Re: [Python-Dev] Python 3 optimizations, continued, continued again...

28 Jan 2012

      Hi,

On Tue, Nov 8, 2011 at 10:36, Benjamin Peterson  wrote:
...
2011/11/8 stefan brunthaler :
...
How does that sound?
I think I can hear real patches and benchmarks most clearly.
I spent the better part of my -20% time on implementing the work as
"suggested". Please find the benchmarks attached to this email, I just
did them on my system (i7-920, Linux 3.0.0-15, GCC 4.6.1). I branched
off the regular 3.3a0 default tip changeset 73977 shortly after your
email. I do not have an official patch yet, but am going to create one
if wanted. Changes to the existing interpreter are minimal, the
biggest chunk is a new interpreter dispatch loop.

Merging dispatch loops eliminates some of my optimizations, but my
inline caching technique enables inlining some functionality, which
results in visible speedups. The code is normalized to the
non-threaded-code version of the CPython interpreter (named
"vanilla"), so that I can reference it to my preceding results.

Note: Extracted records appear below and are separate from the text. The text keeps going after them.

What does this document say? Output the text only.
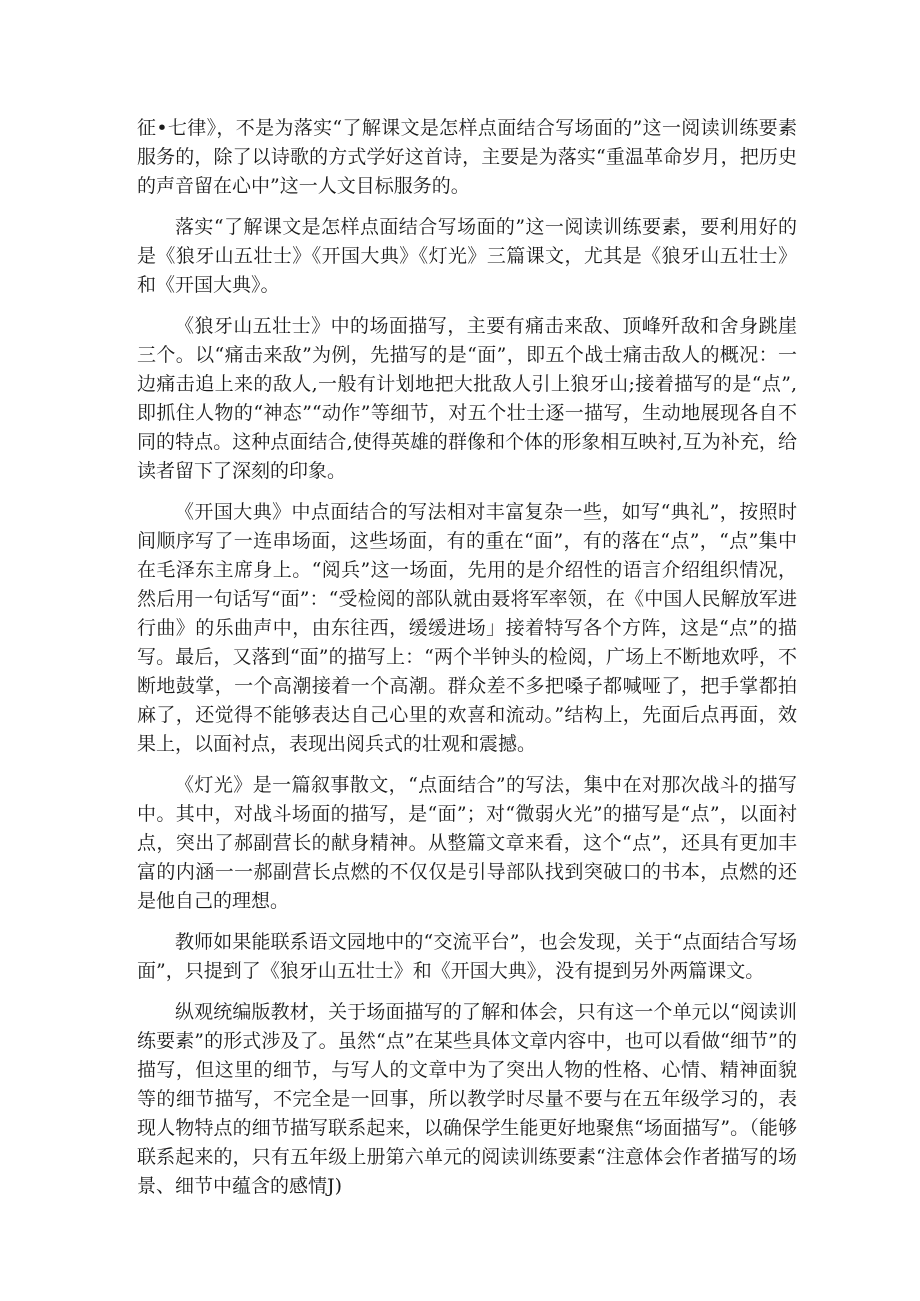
征•七律》，不是为落实“了解课文是怎样点面结合写场面的”这一阅读训练要素服务的，除了以诗歌的方式学好这首诗，主要是为落实“重温革命岁月，把历史的声音留在心中”这一人文目标服务的。

落实“了解课文是怎样点面结合写场面的”这一阅读训练要素，要利用好的是《狼牙山五壮士》《开国大典》《灯光》三篇课文，尤其是《狼牙山五壮士》和《开国大典》。

《狼牙山五壮士》中的场面描写，主要有痛击来敌、顶峰歼敌和舍身跳崖三个。以“痛击来敌”为例，先描写的是“面”，即五个战士痛击敌人的概况：一边痛击追上来的敌人,一般有计划地把大批敌人引上狼牙山;接着描写的是“点”,即抓住人物的“神态”“动作”等细节，对五个壮士逐一描写，生动地展现各自不同的特点。这种点面结合,使得英雄的群像和个体的形象相互映衬,互为补充，给读者留下了深刻的印象。

《开国大典》中点面结合的写法相对丰富复杂一些，如写“典礼”，按照时间顺序写了一连串场面，这些场面，有的重在“面”，有的落在“点”，“点”集中在毛泽东主席身上。“阅兵”这一场面，先用的是介绍性的语言介绍组织情况，然后用一句话写“面”：“受检阅的部队就由聂将军率领，在《中国人民解放军进行曲》的乐曲声中，由东往西，缓缓进场」接着特写各个方阵，这是“点”的描写。最后，又落到“面”的描写上：“两个半钟头的检阅，广场上不断地欢呼，不断地鼓掌，一个高潮接着一个高潮。群众差不多把嗓子都喊哑了，把手掌都拍麻了，还觉得不能够表达自己心里的欢喜和流动。”结构上，先面后点再面，效果上，以面衬点，表现出阅兵式的壮观和震撼。

《灯光》是一篇叙事散文，“点面结合”的写法，集中在对那次战斗的描写中。其中，对战斗场面的描写，是“面”；对“微弱火光”的描写是“点”，以面衬点，突出了郝副营长的献身精神。从整篇文章来看，这个“点”，还具有更加丰富的内涵一一郝副营长点燃的不仅仅是引导部队找到突破口的书本，点燃的还是他自己的理想。

教师如果能联系语文园地中的“交流平台”，也会发现，关于“点面结合写场面”，只提到了《狼牙山五壮士》和《开国大典》，没有提到另外两篇课文。

纵观统编版教材，关于场面描写的了解和体会，只有这一个单元以“阅读训练要素”的形式涉及了。虽然“点”在某些具体文章内容中，也可以看做“细节”的描写，但这里的细节，与写人的文章中为了突出人物的性格、心情、精神面貌等的细节描写，不完全是一回事，所以教学时尽量不要与在五年级学习的，表现人物特点的细节描写联系起来，以确保学生能更好地聚焦“场面描写”。（能够联系起来的，只有五年级上册第六单元的阅读训练要素“注意体会作者描写的场景、细节中蕴含的感情J)
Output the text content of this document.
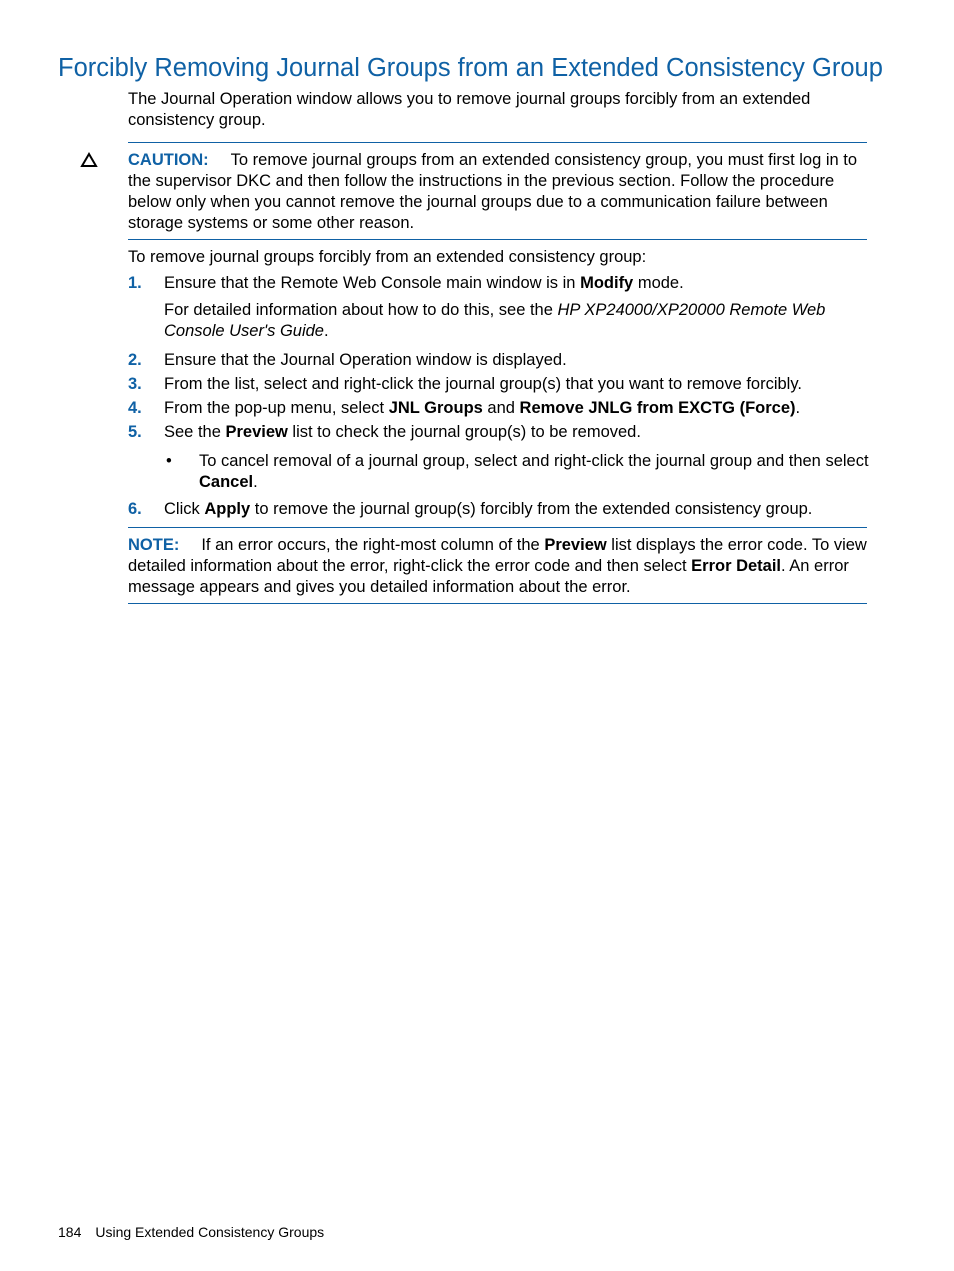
Forcibly Removing Journal Groups from an Extended Consistency Group

The Journal Operation window allows you to remove journal groups forcibly from an extended consistency group.

CAUTION: To remove journal groups from an extended consistency group, you must first log in to the supervisor DKC and then follow the instructions in the previous section. Follow the procedure below only when you cannot remove the journal groups due to a communication failure between storage systems or some other reason.

To remove journal groups forcibly from an extended consistency group:

1. Ensure that the Remote Web Console main window is in Modify mode.
For detailed information about how to do this, see the HP XP24000/XP20000 Remote Web Console User's Guide.
2. Ensure that the Journal Operation window is displayed.
3. From the list, select and right-click the journal group(s) that you want to remove forcibly.
4. From the pop-up menu, select JNL Groups and Remove JNLG from EXCTG (Force).
5. See the Preview list to check the journal group(s) to be removed.
• To cancel removal of a journal group, select and right-click the journal group and then select Cancel.
6. Click Apply to remove the journal group(s) forcibly from the extended consistency group.

NOTE: If an error occurs, the right-most column of the Preview list displays the error code. To view detailed information about the error, right-click the error code and then select Error Detail. An error message appears and gives you detailed information about the error.

184 Using Extended Consistency Groups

I
anticipate *no* compatibility issues and the interpreter requires less
than 100 KiB of extra memory at run-time. Since my interpreter is
using 215 of a maximum of 255 instructions, there is room for adding
additional derivatives, e.g., for popular Python libraries, too.

Let me know what python-dev thinks of this and have a nice weekend,
--stefan

PS: AFAIR the version without partial stack frame caching also passes
all regression tests modulo the ones that test against specific
bytecodes.